Searching and Sorting¶
links: DF TOC -Encryption & Timelines & Find - Index
Search Basics¶
When conducting a search in digital forensics, the objective can vary significantly:
- Searching for Known Items: Such as specific file names or content you are aware of.
- Searching for Unknown Items: Attempting to discover evidence or anomalies without specific details.
Challenges¶
Forensic searches can be complex due to several challenges:
- Too Many Hits: Filtering through numerous search results.
- Protected Content: Dealing with encrypted or hidden data.
- Compound Files: Handling multiple layers of file types (e.g., ZIP, TAR, attachments).
- Hidden Content: Steganography
- Proprietary Formats: Difficulty in accessing content due to unique file formats.
- Large File Lists: Managing extensive lists from tools like
fls, which list deleted files, multiple partitions, and drives.
GNU Grep¶
grep is a powerful command-line tool for searching plain-text data sets for lines that match a regular expression.
Basic examples:
- Search for a pattern in a file:
grep evil files.txt - Search in log files:
journalctl | grep failed
Using regular expressions with egrep:
- Match JPEG files:
egrep [jm]peg files.txt - Match multiple extensions:
egrep .+\.[mM][pP][34] files.txt
Other useful options:
- Use a pattern file:
grep -f patterns.txt files.txt - Exclude a pattern:
grep -v tmp files.txt - Ignore case:
grep -i mp3 files.txt - Recursive search in directories:
grep -r pattern /some/path - Search binary files:
grep -a pattern file.dll
GNU Find¶
find is used to search for files in a directory hierarchy based on various criteria.
Examples:
- Find files by name:
find / -name "*.mp3" - Find files by size:
find / -size +50M - Find files by owner or group:
find / -user freddyorfind / -group bfh - Execute a command on matched files:
find / -exec stat {} \;
Custom formatting and sorting:
- Sort by last accessed:
find /home -printf '%As %Ac %p\n' | sort -n - Sort by inode change:
find /home -printf '%Cs %Cc %p\n' | sort -n - Sort by timestamp:
find / -printf '%As A %Ac %p\n%Ts C %Tc %p\n%Cs M %Cc %p\n' | sort -n - Sort all files by size:
find / -printf '%s %p\n' | sort -n
Searching for Strings¶
The strings command is useful for extracting printable strings from binary files, often used in digital forensics to identify readable text within disk images.
Examples:
- Extract strings with offsets:
strings -td image.dd - Extract strings with locale:
strings -td -e l image.dd - Extract and filter strings:
strings -td partition.dd | grep keyword
The Sleuthkit provides an enhanced version called srch_strings.

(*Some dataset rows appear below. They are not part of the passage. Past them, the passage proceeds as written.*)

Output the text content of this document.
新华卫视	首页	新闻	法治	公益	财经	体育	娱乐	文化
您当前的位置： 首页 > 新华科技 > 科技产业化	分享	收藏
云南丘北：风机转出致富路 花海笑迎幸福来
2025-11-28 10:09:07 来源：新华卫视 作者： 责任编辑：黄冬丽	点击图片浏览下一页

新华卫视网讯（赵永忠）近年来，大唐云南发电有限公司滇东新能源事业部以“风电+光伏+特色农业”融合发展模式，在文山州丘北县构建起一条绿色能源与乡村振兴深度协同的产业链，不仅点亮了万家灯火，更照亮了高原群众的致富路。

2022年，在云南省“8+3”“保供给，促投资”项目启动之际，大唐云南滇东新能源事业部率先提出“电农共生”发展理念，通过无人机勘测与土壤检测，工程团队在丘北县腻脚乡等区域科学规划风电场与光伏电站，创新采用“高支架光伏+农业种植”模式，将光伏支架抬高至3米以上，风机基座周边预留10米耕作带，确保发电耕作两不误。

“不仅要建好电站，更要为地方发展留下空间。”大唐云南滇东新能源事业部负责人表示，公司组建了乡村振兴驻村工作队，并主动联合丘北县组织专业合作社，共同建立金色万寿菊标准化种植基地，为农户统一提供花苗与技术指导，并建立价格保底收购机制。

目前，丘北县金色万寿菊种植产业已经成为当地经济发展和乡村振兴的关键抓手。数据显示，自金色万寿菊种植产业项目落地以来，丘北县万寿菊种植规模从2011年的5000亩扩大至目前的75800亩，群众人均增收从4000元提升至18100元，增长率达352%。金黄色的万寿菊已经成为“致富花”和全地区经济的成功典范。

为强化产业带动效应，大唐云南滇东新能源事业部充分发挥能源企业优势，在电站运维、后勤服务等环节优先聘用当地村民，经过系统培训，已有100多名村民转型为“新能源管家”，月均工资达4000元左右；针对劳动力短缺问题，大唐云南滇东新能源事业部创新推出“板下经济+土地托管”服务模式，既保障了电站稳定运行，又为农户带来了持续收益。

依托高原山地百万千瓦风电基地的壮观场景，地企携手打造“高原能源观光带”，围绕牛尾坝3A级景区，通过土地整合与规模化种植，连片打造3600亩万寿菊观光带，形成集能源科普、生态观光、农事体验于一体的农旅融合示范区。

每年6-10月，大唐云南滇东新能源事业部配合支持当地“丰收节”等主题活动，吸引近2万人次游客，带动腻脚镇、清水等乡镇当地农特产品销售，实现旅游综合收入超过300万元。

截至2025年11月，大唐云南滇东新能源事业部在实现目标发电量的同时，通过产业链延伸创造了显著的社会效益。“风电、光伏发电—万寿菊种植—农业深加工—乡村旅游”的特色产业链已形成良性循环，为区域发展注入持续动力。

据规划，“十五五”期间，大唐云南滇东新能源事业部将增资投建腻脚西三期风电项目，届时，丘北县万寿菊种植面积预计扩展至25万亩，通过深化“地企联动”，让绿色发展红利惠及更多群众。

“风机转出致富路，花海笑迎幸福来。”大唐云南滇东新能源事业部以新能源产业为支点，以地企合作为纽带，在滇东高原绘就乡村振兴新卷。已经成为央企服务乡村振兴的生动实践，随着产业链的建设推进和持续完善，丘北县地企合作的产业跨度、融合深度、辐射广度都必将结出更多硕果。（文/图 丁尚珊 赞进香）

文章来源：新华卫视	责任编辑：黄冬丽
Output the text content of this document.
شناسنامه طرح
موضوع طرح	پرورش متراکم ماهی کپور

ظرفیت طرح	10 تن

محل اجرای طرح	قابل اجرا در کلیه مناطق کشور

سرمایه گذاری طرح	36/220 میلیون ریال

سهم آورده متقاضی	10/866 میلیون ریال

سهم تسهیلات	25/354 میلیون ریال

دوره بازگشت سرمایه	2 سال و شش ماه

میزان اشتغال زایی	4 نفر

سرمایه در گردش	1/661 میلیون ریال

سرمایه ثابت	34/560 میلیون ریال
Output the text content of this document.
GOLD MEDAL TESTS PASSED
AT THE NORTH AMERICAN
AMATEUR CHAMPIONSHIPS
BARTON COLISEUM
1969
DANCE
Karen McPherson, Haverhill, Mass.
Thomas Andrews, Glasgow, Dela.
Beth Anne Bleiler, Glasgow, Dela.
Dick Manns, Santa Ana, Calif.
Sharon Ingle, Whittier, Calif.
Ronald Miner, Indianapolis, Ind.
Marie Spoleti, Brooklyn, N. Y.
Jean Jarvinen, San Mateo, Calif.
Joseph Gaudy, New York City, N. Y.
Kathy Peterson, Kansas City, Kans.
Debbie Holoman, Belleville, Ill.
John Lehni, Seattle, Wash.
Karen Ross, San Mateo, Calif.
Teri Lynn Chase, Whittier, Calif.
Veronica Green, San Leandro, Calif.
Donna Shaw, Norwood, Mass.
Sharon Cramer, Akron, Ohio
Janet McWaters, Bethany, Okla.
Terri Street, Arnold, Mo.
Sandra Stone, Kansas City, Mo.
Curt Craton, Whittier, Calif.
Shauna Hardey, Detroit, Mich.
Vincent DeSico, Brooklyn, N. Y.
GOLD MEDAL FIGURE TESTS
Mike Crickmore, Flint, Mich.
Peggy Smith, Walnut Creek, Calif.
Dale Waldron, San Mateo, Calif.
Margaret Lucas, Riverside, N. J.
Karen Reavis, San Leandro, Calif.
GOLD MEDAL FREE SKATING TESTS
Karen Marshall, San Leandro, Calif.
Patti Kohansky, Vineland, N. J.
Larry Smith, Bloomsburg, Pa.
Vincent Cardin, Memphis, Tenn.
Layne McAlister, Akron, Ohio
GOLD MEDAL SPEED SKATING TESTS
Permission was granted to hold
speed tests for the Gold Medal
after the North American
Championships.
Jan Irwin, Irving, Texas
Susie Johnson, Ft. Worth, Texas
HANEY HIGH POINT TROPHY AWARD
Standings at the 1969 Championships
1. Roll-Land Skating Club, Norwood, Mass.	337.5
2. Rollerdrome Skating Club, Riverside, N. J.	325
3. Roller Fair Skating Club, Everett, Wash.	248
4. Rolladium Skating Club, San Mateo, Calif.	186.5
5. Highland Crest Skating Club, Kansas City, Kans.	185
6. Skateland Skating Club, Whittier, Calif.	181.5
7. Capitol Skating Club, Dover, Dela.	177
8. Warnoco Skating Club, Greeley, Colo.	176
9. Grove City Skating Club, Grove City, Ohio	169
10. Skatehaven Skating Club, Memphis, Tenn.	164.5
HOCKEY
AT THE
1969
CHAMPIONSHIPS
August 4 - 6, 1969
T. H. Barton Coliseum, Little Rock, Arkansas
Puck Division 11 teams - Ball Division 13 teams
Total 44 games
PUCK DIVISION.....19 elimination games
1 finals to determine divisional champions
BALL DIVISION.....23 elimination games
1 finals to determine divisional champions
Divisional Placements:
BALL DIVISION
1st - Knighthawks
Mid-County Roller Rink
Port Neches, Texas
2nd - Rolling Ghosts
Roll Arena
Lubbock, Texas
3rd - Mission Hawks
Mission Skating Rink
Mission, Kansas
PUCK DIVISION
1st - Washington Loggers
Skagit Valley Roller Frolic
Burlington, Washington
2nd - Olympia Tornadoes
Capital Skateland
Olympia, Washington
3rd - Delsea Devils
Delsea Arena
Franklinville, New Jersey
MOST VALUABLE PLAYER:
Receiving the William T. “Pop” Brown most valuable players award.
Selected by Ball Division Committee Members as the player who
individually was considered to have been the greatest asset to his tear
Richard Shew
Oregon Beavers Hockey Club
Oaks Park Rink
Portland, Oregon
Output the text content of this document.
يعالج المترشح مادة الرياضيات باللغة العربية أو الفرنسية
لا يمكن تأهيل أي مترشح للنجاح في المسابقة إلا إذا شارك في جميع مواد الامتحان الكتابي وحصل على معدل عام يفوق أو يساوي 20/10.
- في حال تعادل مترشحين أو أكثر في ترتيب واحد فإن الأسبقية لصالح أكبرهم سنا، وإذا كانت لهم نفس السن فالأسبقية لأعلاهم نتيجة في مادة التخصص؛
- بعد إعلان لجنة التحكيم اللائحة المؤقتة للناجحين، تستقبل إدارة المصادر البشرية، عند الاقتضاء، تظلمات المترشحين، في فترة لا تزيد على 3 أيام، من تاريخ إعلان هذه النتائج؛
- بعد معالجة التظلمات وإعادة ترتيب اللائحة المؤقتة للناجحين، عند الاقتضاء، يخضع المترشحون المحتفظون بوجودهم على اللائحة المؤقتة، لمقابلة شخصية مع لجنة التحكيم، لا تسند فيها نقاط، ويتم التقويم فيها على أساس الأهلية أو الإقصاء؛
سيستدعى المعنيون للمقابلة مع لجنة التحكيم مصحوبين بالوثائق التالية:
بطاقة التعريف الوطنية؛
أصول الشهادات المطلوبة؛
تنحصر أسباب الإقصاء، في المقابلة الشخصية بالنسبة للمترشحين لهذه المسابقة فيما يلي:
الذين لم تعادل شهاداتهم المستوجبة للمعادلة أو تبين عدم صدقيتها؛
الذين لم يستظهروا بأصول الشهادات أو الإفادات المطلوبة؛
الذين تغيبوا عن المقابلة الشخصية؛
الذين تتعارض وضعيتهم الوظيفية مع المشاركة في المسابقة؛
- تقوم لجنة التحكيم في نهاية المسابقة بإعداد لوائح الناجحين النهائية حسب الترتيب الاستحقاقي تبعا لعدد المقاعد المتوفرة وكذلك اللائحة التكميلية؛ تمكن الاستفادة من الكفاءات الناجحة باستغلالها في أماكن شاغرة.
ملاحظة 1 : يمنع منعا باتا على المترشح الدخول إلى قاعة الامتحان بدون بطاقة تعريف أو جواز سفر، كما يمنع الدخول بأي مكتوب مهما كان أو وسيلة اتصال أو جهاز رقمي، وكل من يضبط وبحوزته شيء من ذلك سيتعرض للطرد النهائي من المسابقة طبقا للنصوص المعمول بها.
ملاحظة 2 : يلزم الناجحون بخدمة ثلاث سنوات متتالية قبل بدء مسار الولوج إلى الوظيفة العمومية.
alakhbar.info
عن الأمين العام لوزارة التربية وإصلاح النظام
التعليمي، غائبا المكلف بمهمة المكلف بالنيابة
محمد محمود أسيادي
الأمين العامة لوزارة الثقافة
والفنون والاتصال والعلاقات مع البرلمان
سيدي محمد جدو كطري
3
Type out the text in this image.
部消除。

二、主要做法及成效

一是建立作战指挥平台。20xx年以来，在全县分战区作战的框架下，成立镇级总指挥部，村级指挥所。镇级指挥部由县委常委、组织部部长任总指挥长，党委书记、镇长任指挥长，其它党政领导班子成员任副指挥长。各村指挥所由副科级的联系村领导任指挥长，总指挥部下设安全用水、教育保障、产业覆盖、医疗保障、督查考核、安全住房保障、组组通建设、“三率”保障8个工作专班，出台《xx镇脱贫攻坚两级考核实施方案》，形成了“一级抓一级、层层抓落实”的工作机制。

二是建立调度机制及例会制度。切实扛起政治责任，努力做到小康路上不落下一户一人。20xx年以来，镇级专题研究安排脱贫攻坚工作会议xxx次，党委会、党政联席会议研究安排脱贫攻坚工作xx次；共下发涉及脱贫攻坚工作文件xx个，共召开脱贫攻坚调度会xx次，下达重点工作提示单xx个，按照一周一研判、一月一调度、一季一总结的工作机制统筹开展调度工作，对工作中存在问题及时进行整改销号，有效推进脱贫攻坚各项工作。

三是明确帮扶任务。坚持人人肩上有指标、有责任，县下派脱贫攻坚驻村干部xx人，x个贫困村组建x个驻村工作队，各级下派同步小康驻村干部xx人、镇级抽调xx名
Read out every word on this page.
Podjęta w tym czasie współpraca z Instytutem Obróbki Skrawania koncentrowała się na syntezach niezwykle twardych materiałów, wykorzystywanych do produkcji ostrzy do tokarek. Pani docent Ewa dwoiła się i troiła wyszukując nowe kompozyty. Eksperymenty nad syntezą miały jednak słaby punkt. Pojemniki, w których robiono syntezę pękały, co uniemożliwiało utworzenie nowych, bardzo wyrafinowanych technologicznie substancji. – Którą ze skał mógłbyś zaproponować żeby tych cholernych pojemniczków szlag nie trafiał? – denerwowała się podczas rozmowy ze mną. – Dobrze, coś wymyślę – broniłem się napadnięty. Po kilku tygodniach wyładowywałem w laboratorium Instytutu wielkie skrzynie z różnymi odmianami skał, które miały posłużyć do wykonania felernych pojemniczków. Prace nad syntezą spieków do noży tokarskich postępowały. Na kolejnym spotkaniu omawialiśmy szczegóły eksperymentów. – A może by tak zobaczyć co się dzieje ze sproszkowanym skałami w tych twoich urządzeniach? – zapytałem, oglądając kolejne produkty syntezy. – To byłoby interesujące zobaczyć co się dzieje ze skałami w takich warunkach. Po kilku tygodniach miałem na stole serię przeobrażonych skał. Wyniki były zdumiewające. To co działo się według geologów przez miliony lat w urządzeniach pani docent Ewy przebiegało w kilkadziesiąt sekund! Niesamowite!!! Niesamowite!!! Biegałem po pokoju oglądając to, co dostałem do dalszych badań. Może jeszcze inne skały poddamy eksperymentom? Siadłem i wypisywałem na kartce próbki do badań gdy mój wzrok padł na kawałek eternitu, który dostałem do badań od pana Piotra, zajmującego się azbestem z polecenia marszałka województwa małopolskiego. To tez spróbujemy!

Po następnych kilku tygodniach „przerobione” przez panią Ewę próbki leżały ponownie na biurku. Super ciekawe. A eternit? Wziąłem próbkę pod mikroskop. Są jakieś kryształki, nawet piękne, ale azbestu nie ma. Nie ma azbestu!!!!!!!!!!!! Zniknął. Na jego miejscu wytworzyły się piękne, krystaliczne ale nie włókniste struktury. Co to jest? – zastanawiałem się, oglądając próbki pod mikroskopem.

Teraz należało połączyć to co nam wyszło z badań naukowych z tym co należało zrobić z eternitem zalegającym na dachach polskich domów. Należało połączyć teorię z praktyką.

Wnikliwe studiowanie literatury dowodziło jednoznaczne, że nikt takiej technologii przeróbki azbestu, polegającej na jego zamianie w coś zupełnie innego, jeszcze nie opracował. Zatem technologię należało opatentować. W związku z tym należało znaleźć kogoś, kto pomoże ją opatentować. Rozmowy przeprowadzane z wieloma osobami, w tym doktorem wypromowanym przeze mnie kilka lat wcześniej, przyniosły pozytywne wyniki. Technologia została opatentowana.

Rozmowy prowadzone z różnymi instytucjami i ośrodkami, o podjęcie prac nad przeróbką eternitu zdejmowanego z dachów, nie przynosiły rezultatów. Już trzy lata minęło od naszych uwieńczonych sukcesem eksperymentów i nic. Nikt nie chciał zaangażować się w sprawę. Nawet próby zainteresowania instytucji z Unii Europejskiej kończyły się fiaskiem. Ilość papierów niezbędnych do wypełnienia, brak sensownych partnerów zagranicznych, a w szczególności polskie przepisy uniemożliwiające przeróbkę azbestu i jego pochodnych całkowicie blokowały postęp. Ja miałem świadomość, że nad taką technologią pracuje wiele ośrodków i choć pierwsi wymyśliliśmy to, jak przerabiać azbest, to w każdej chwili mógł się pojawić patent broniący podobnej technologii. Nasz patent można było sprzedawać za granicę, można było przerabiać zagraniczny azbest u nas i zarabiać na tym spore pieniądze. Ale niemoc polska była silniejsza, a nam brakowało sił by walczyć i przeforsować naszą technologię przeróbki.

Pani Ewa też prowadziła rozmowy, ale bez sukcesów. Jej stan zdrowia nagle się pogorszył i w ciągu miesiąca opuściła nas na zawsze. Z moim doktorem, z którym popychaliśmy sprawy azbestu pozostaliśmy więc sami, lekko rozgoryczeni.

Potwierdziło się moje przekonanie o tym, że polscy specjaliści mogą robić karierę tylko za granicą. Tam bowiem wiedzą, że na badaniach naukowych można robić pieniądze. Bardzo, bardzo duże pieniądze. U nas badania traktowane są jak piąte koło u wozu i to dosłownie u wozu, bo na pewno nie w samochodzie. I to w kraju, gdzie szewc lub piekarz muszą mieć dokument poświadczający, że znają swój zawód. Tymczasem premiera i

Hash Databases and Hashsets¶
Exam question: Why are hashsets important for forensics
Hash databases are vital in digital forensics for identifying known files by their hash values. The National Software Reference Library (NSRL) provides a comprehensive set of known file hashes.
Creating and using hashsets:
- Generate a hashset:
md5deep -r * > hash.txt - Create an index:
hfind -i md5sum hash.txt - Lookup a hash:
hfind hash.txt 64d088ee1ffd86ef591de77f8bb34d8b
Law enforcement agencies often use specialized hash databases to detect illegal material.
Sleuthkit Sorter¶
The Sleuthkit sorter tool organizes files from disk images based on various criteria:
- Generate a report of identified files:
sorter -d . partition.dd - Sorted extraction of files:
sorter -s -d . partition.dd - Include specific hash database:
sorter -a contraband.db -d . partition.dd - Exclude NSRL database:
sorter -n nsrl_db -d . partition.dd
This tool leverages multiple Sleuthkit utilities and is highly configurable.
Commercial Support¶
Commercial forensic tools provide enhanced capabilities, including:
- User-friendly GUIs for searching, sorting, and filtering.
- Initial indexing of disk images for faster searches.
- Better support for proprietary formats and international languages.
- Commercial hashsets for identifying known files: Hashsets
- Advanced features like fuzzy searching, artificial intelligence, OCR scanning, and audio/video transcription.